Australia’s eSafety Commissioner has recently signed on to a pilot that is designed to reduce the availability of child sexual abuse material online.
According to a recent press release, Project Arachnid is an innovative tech platform based at the Canadian Centre for Child Protection.
It autonomously detects child sexual abuse material at a rate much faster than human analysts are capable of.
However, human analysis is still required to help classify images and confirm quality of data.
The commitment of eSafety to Project Arachnid means that its Cyber Report team will work collaboratively with investigators and analysts across the globe.

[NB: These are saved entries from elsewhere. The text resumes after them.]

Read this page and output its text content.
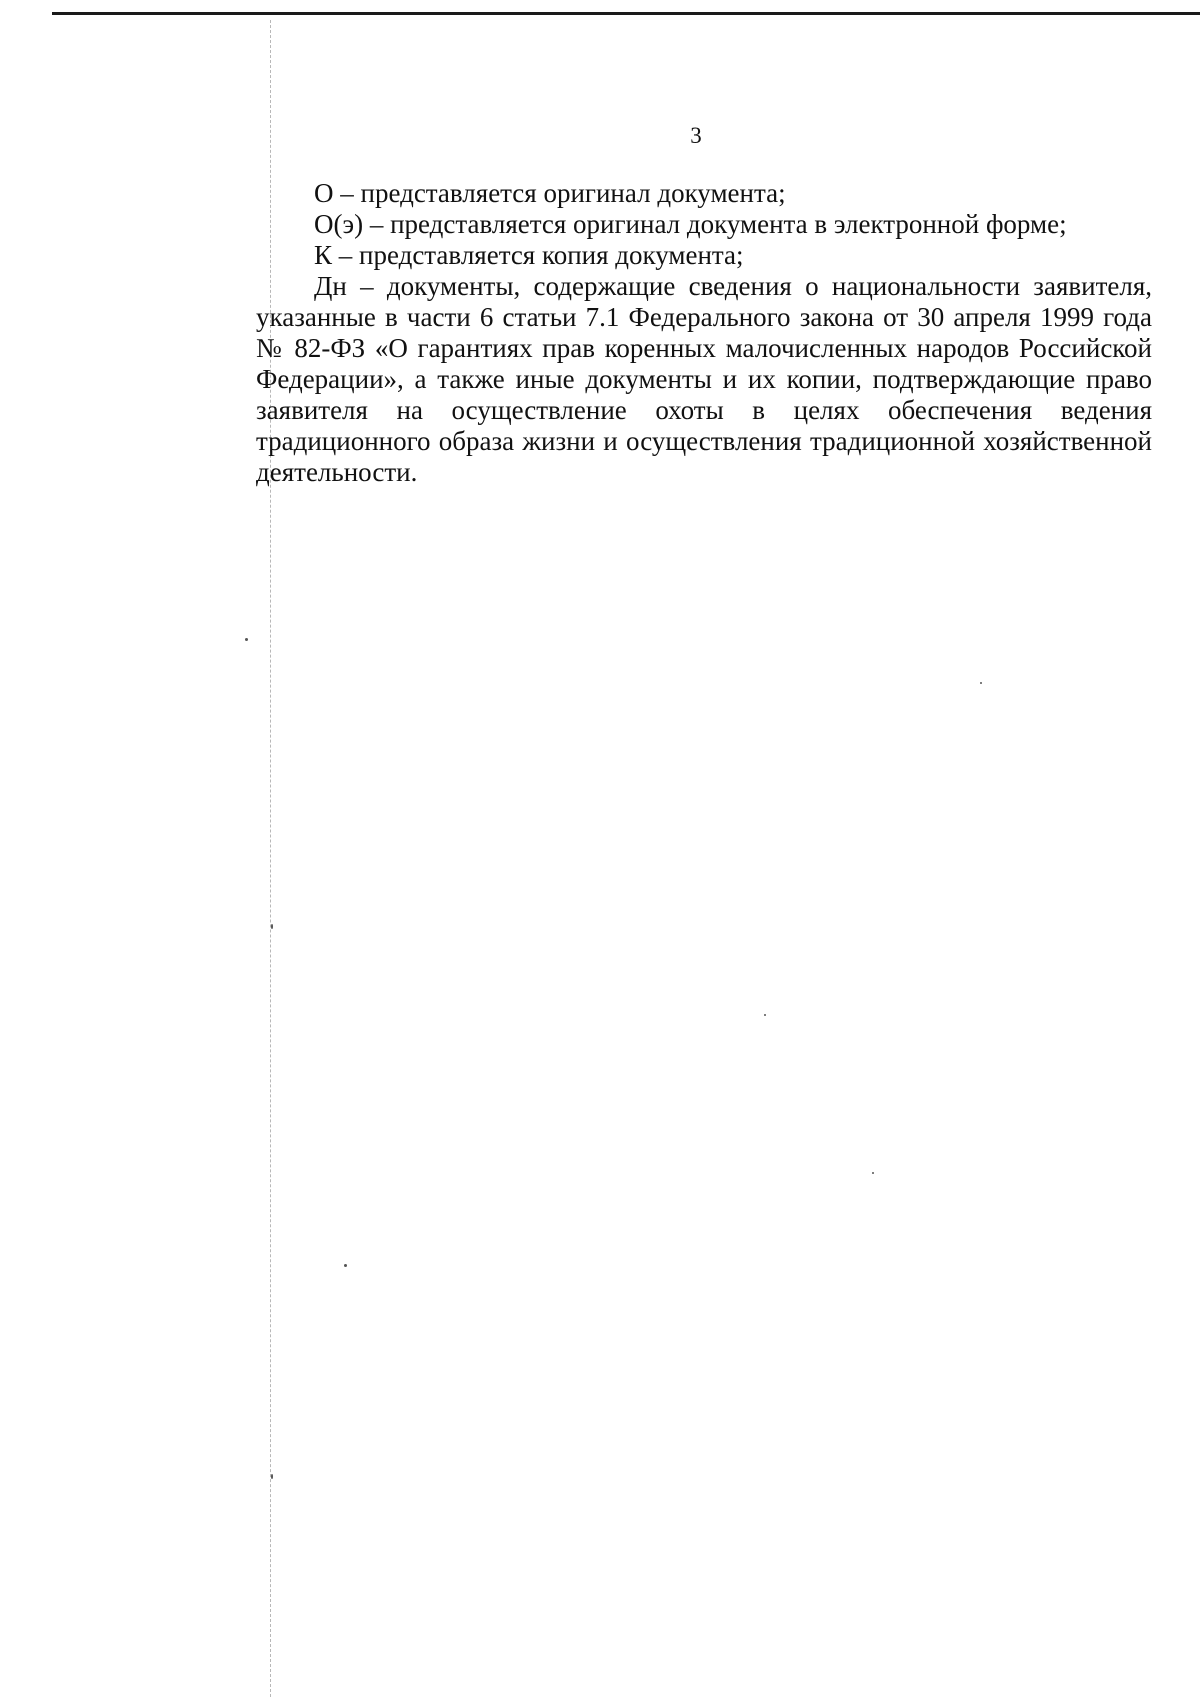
3

О – представляется оригинал документа;

О(э) – представляется оригинал документа в электронной форме;

К – представляется копия документа;

Дн – документы, содержащие сведения о национальности заявителя, указанные в части 6 статьи 7.1 Федерального закона от 30 апреля 1999 года № 82-ФЗ «О гарантиях прав коренных малочисленных народов Российской Федерации», а также иные документы и их копии, подтверждающие право заявителя на осуществление охоты в целях обеспечения ведения традиционного образа жизни и осуществления традиционной хозяйственной деятельности.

Doing so will scale up the capacity and impact of the project in identifying and removing child sexual abuse material from the internet.
The eSafety Commissioner explained that through this work, the Cyber Report team will make a significant impact in restricting the availability of child sexual abuse material to those who are seeking and distributing it.
Analysts from the Cyber Report team will help classify images detected by the Arachnid crawler, contributing to the international effort to build a comprehensive central database of child sexual abuse material ‘hashes’, or digital fingerprints.
Moreover, Cyber Report will gain access to the Arachnid Hash List of known child sexual abuse material, reducing the exposure of investigators to harmful content and improving the welfare of staff.
Additionally, this pilot will allow the investigators to be exposed to less harmful content through information sharing. It will thereby reduce the impact of the incredibly important work that they do.
There is an important role to play in Australia, but ultimately, this is a global problem requiring a global solution.
The Agency is proud to be partnering with likeminded agencies around the world to fight this scourge.
What is Project Arachnid?
Project Arachnid is a technological tool designed to reduce the availability of child sexual abuse images online and help break the cycle of abuse experienced by survivors.
It discovers discovers child sexual abuse material (CSAM) by crawling URLs across the clear web known to have previously hosted CSAM.
The platform determines that a particular URL contains CSAM by comparing the media displayed on the URL to a database of known signatures that have been assessed by analysts as CSAM.
If CSAM is detected, a notice is sent to the hosting provider requesting its removal.
Estimates vary as to the quantity of child sexual abuse material available online. The United Nations (UN) states that approximately 750,000 people are accessing such material at any given moment.
Every month, Project Arachnid detects more than 500,000 unique images of suspected child sexual abuse material requiring analyst assessment.
To date, Project Arachnid has sent more than 1.6 million notices for removal of child sexual abuse material to online providers.